Après un été pauvre en lecture, et me trouvant à court de livre un soir (c'est rare !), j'ai ouvert la première page de ce roman. Juste pour lire l'incipit. Juste pour voir si... Juste... Vous m'aurez comprise : je me suis fait avoir dès la première phrase, dès la première ligne de ce roman ! Impossible de décrocher mes yeux du texte ! Au point de quasiment sacrifier ma nuit entière (terminer à 4h quand on se lèvre à 7h, c'est rude !) Et pourtant, les Etats-Unis et moi, c'est loin d'être une grande histoire d'amour...
Tout est aboslument incroyable dans ce roman. Sa construction narrative tout d'abord, qui alterne les époques, mais aussi les genres. Le roman commence en effet en 1929, à l'ouverture du café de Whistle Stop, puis n'a de cesse de varier entre les époques : la fin des années 80 avec le présent d'Evelyn et de Mrs. Threadgoode, à la maison de retraite, l'enfance de Nini, alias Mrs. Threadgoode, etc. La narration est parfois prise en charge par Dot Weems, qui écrit la gazette de Whistle Stop, parfois par le journal de Birmingham, etc. Sans jamais perdre son lecteur, Fannie Flagg l'entraîne dans cette histoire incroyable d'une petite ville d'Alabama, aux habitants drôles et fiers malgré tout. Malgré la menace qui rôde, la pauvreté et la misère qui sévissent, les divergences d'opinion qui persistent.

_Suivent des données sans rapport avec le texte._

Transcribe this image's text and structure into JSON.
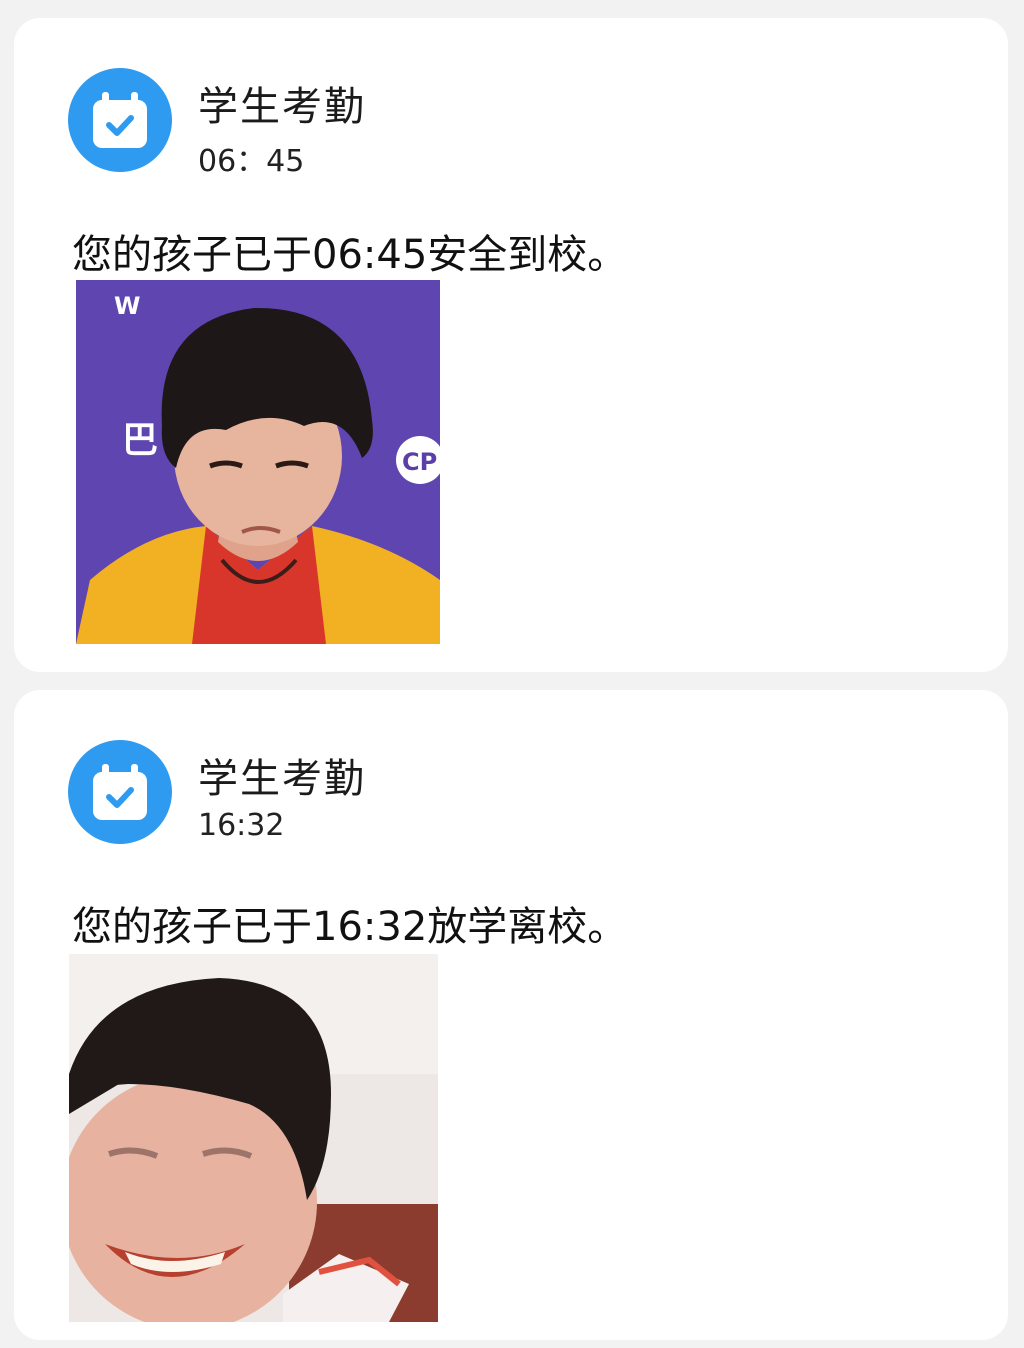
{
  "notifications": [
    {
      "app_name": "学生考勤",
      "time": "06：45",
      "message": "您的孩子已于06:45安全到校。",
      "icon": "calendar-check-icon",
      "accent_color": "#2f9bf0",
      "photo_overlay_text": [
        "W",
        "巴",
        "CP"
      ]
    },
    {
      "app_name": "学生考勤",
      "time": "16:32",
      "message": "您的孩子已于16:32放学离校。",
      "icon": "calendar-check-icon",
      "accent_color": "#2f9bf0"
    }
  ]
}
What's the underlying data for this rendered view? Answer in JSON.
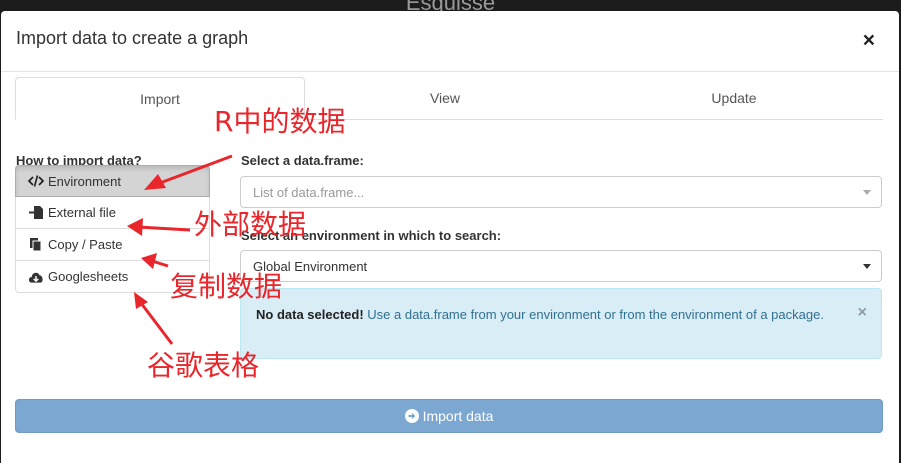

Les personnages qu'elle dépeint sont furieusement vraisemblables. Evelyn et ses complexes, Mrs. Threadgoode est ses souvenirs d'enfant qui s'estompent, Idgie le garçon manqué au grand coeur, la belle et douce Ruth, etc.
J'ai plongé avec délice dans ce roman, me surprenant à tourner les pages sans me soucier de l'heure. J'ai euCoup de coeur 2012 l'impression de rencontrer une grande famille de personnages aux valeurs profondément humanistes. Fannie Flagg nous permet de lever un voile sur un pan de l'histoire des Etats-Unis et le fait avec brio ! Pas de misérabilisme ni de jugement. Juste une intrigue et des personnages attachants, sur fond de contexte historique. C'est brillant, sans aucun doute ! (et ça file des complexes au point de vue de la construction narrative...)

Un nouveau
coup de coeur, sans aucune hésitation, que je vous conseille de lire
au plus vite !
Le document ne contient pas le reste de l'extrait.